Feb 20, 2012, 03.30 PM | Source: Moneycontrol.com
Angel Broking has maintained neutral rating on Coal India, in its February 15, 2012 research report.
, Angel Broking |
“Coal India’s (CIL) 3QFY2012 top-line was below our expectations; however, bottom-line beat our estimates on account of lower-than-expected staff cost and higher-than-expected other income. We maintain our Neutral view on the stock.”
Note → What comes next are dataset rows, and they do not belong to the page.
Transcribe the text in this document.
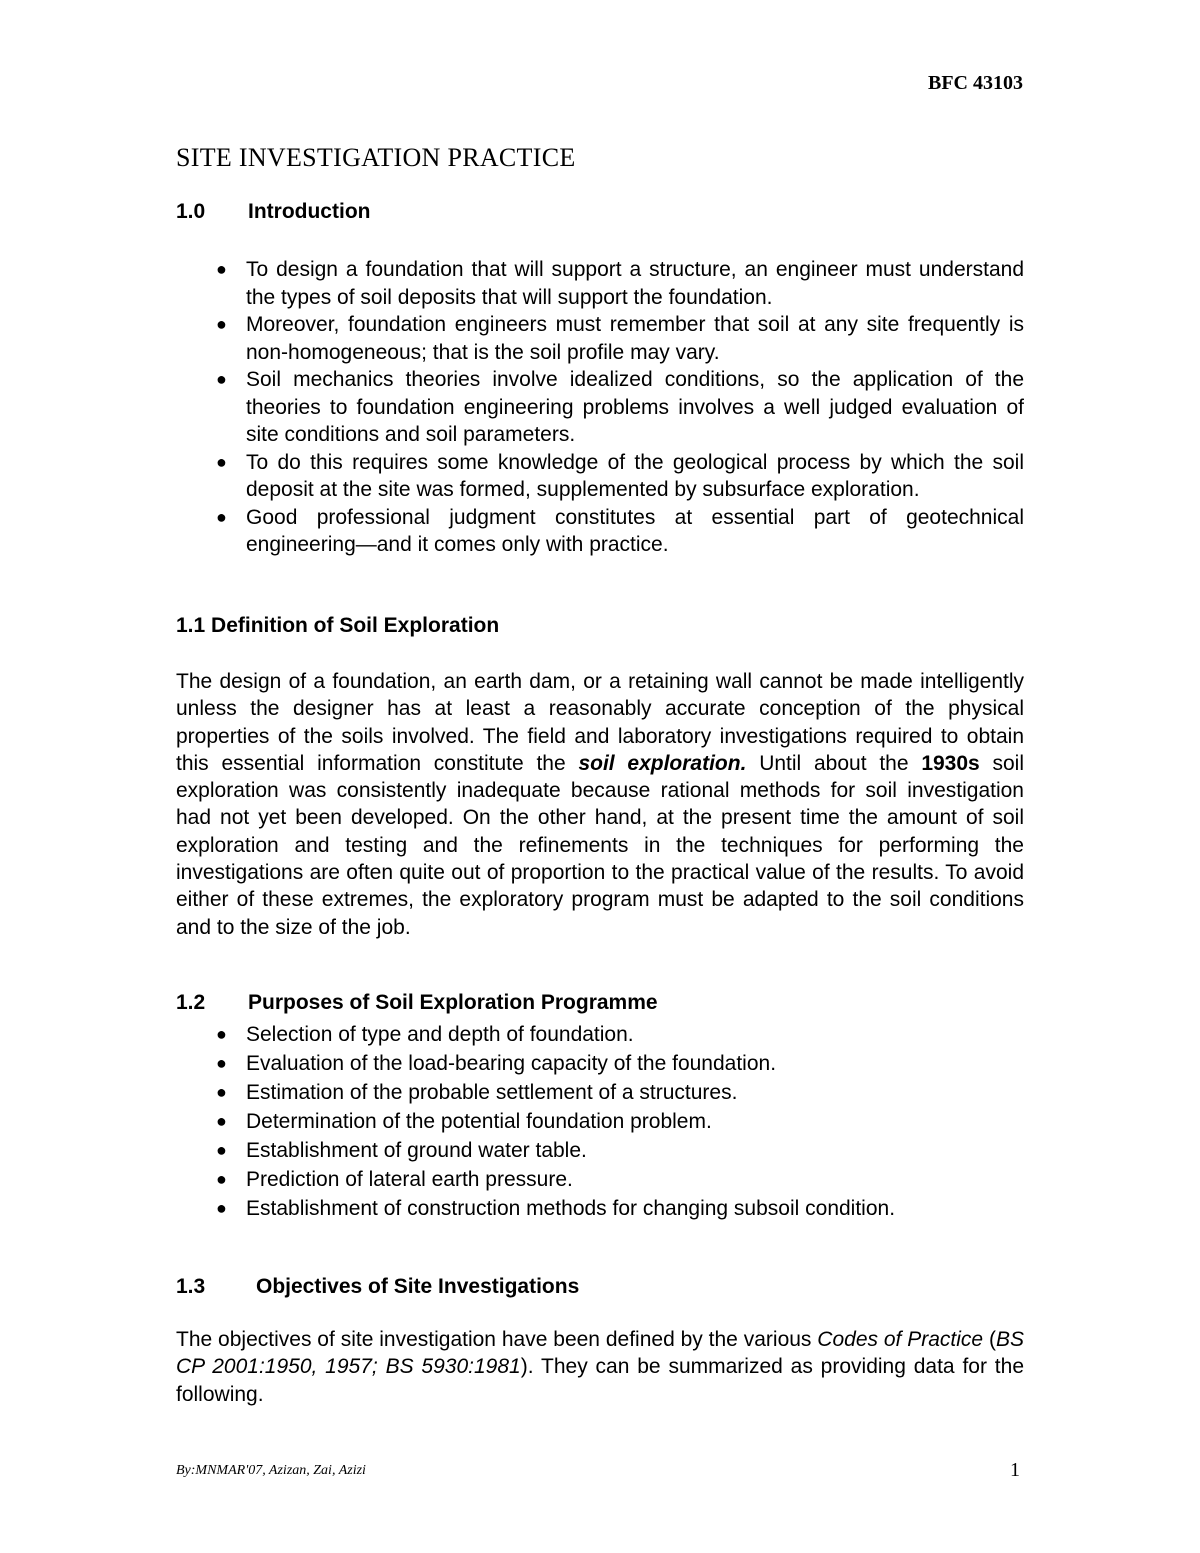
BFC 43103
SITE INVESTIGATION PRACTICE
1.0 Introduction
● To design a foundation that will support a structure, an engineer must understand the types of soil deposits that will support the foundation.
● Moreover, foundation engineers must remember that soil at any site frequently is non-homogeneous; that is the soil profile may vary.
● Soil mechanics theories involve idealized conditions, so the application of the theories to foundation engineering problems involves a well judged evaluation of site conditions and soil parameters.
● To do this requires some knowledge of the geological process by which the soil deposit at the site was formed, supplemented by subsurface exploration.
● Good professional judgment constitutes at essential part of geotechnical engineering—and it comes only with practice.
1.1 Definition of Soil Exploration

The design of a foundation, an earth dam, or a retaining wall cannot be made intelligently unless the designer has at least a reasonably accurate conception of the physical properties of the soils involved. The field and laboratory investigations required to obtain this essential information constitute the soil exploration. Until about the 1930s soil exploration was consistently inadequate because rational methods for soil investigation had not yet been developed. On the other hand, at the present time the amount of soil exploration and testing and the refinements in the techniques for performing the investigations are often quite out of proportion to the practical value of the results. To avoid either of these extremes, the exploratory program must be adapted to the soil conditions and to the size of the job.

1.2 Purposes of Soil Exploration Programme
● Selection of type and depth of foundation.
● Evaluation of the load-bearing capacity of the foundation.
● Estimation of the probable settlement of a structures.
● Determination of the potential foundation problem.
● Establishment of ground water table.
● Prediction of lateral earth pressure.
● Establishment of construction methods for changing subsoil condition.
1.3 Objectives of Site Investigations

The objectives of site investigation have been defined by the various Codes of Practice (BS CP 2001:1950, 1957; BS 5930:1981). They can be summarized as providing data for the following.

By:MNMAR'07, Azizan, Zai, Azizi	1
“CIL’s 3QFY2012 net sales increased by 21.0% yoy to Rs15,349cr (below our estimate of Rs17,664cr) primarily due to higher average realization. Blended average realization on coal sales increased by 21.2% yoy to Rs1,392/tonne; however, offtake stood flat yoy at 110mn tonnes. Production grew by 1.4% yoy to 115mn tonnes. CIL’s EBITDA per tonne increased by 40.9% yoy to Rs442 in 3QFY2012 on account of higher realization. The company’s EBITDA increased by 40.6% yoy to Rs4,875cr, representing an EBITDA margin of 31.8%. Other income grew by 48.4% yoy to Rs1,856cr on account of higher cash balance and increased treasury yield. Hence, adjusted net income grew by 53.5% yoy to Rs4,043cr (above our estimate of Rs3,650cr).”
“CIL’s 9MFY2012 production stood at 291mn tonnes; hence, it is unlikely to meet its FY2012 production target of 440mn tonnes in our view. Further, we believe that infrastructural bottlenecks (mainly availability of railway rakes) are likely to result in only 2.5% and 4.9% yoy growth in sales volumes during FY2012 and FY2013, respectively. Moreover, higher staff costs are expected to hit CIL’s operating margins during FY2013. Hence, we maintain Neutral rating on the stock,” says Angel Broking research report.